Analysts broadly believe companies in the US Market Index grew their earnings by a collective 4.3% in the third quarter, according to FactSet estimates. Investor enthusiasm surrounding AI has sent tech stocks soaring over the past two years. Companies are investing heavily in this technology, but investors worry about when exactly all that spending will begin paying off.
“Eventually, these early winners have to justify the expenses” through new revenue streams or expanded margins, says VanCronkhite. Akullian adds that if investors hear earnings guidance that raises concerns, the market could falter due to the heavy weighting of tech stocks within the major indexes. Still, many analysts remain bullish on AI.
For example, following Advanced Micro Devices’ earnings, an equity strategist wrote: “AMD’s line of sight into data center buildouts suggests that no AI chip bubble is imminent.” Ma agrees, saying that tech giants with deep pockets aren’t likely to back away from AI any time soon. Nothing is ever certain when it comes to stocks. A soft landing is coming into view, but it’s also possible that the economy will weaken.

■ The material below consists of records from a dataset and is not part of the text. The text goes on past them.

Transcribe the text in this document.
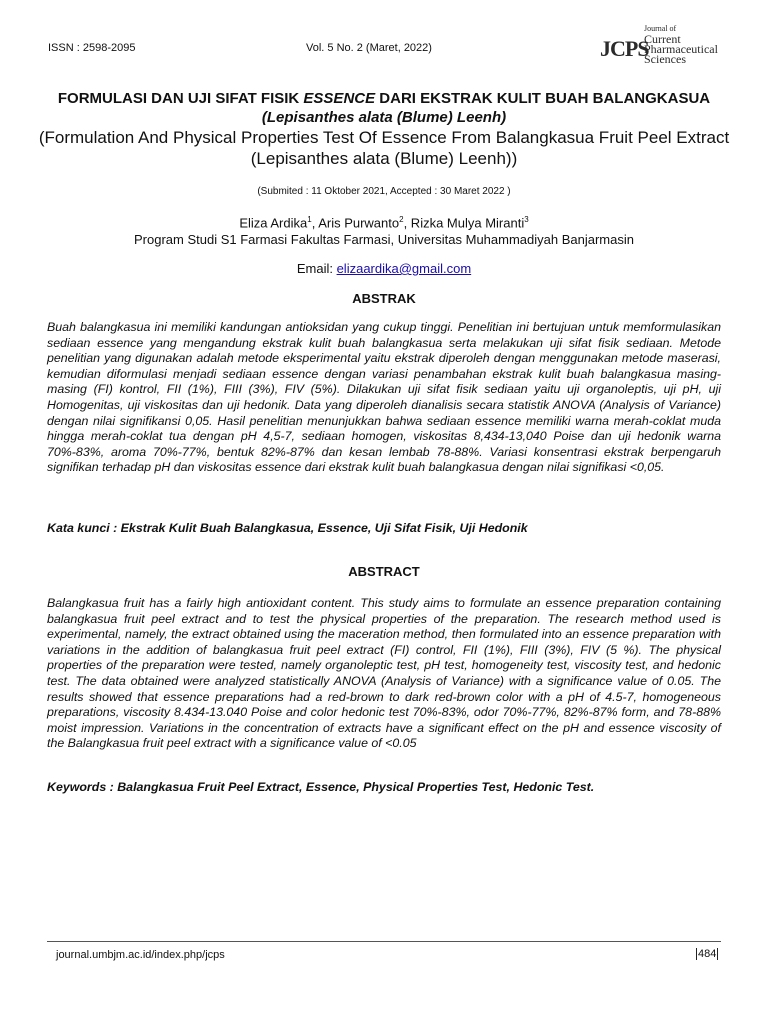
ISSN : 2598-2095	Vol. 5 No. 2 (Maret, 2022)	JCPS
Journal of
Current
Pharmaceutical
Sciences
FORMULASI DAN UJI SIFAT FISIK ESSENCE DARI EKSTRAK KULIT BUAH BALANGKASUA (Lepisanthes alata (Blume) Leenh)
(Formulation And Physical Properties Test Of Essence From Balangkasua Fruit Peel Extract (Lepisanthes alata (Blume) Leenh))
(Submited : 11 Oktober 2021, Accepted : 30 Maret 2022 )
Eliza Ardika$^1$, Aris Purwanto$^2$, Rizka Mulya Miranti$^3$
Program Studi S1 Farmasi Fakultas Farmasi, Universitas Muhammadiyah Banjarmasin
Email: elizaardika@gmail.com
ABSTRAK
Buah balangkasua ini memiliki kandungan antioksidan yang cukup tinggi. Penelitian ini bertujuan untuk memformulasikan sediaan essence yang mengandung ekstrak kulit buah balangkasua serta melakukan uji sifat fisik sediaan. Metode penelitian yang digunakan adalah metode eksperimental yaitu ekstrak diperoleh dengan menggunakan metode maserasi, kemudian diformulasi menjadi sediaan essence dengan variasi penambahan ekstrak kulit buah balangkasua masing-masing (FI) kontrol, FII (1%), FIII (3%), FIV (5%). Dilakukan uji sifat fisik sediaan yaitu uji organoleptis, uji pH, uji Homogenitas, uji viskositas dan uji hedonik. Data yang diperoleh dianalisis secara statistik ANOVA (Analysis of Variance) dengan nilai signifikansi 0,05. Hasil penelitian menunjukkan bahwa sediaan essence memiliki warna merah-coklat muda hingga merah-coklat tua dengan pH 4,5-7, sediaan homogen, viskositas 8,434-13,040 Poise dan uji hedonik warna 70%-83%, aroma 70%-77%, bentuk 82%-87% dan kesan lembab 78-88%. Variasi konsentrasi ekstrak berpengaruh signifikan terhadap pH dan viskositas essence dari ekstrak kulit buah balangkasua dengan nilai signifikasi <0,05.
Kata kunci : Ekstrak Kulit Buah Balangkasua, Essence, Uji Sifat Fisik, Uji Hedonik
ABSTRACT
Balangkasua fruit has a fairly high antioxidant content. This study aims to formulate an essence preparation containing balangkasua fruit peel extract and to test the physical properties of the preparation. The research method used is experimental, namely, the extract obtained using the maceration method, then formulated into an essence preparation with variations in the addition of balangkasua fruit peel extract (FI) control, FII (1%), FIII (3%), FIV (5 %). The physical properties of the preparation were tested, namely organoleptic test, pH test, homogeneity test, viscosity test, and hedonic test. The data obtained were analyzed statistically ANOVA (Analysis of Variance) with a significance value of 0.05. The results showed that essence preparations had a red-brown to dark red-brown color with a pH of 4.5-7, homogeneous preparations, viscosity 8.434-13.040 Poise and color hedonic test 70%-83%, odor 70%-77%, 82%-87% form, and 78-88% moist impression. Variations in the concentration of extracts have a significant effect on the pH and essence viscosity of the Balangkasua fruit peel extract with a significance value of <0.05
Keywords : Balangkasua Fruit Peel Extract, Essence, Physical Properties Test, Hedonic Test.
journal.umbjm.ac.id/index.php/jcps	484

This nonstandard cycle, compared to history, makes predicting the future murky. Strategists recommend a balanced approach to navigate the unknown factors, including the economy’s path, the outcome of the presidential election, and geopolitical developments. “What’s important going forward is being diversified,” says Akullian, who still sees plenty of opportunity in the stock market.
While the mega-cap tech trade may have worked in the past, investors should expect the composition of returns to look different in the months ahead. Ragan advises to “stick with high quality. Stick with companies with a little bit more visibility for continued earnings growth.”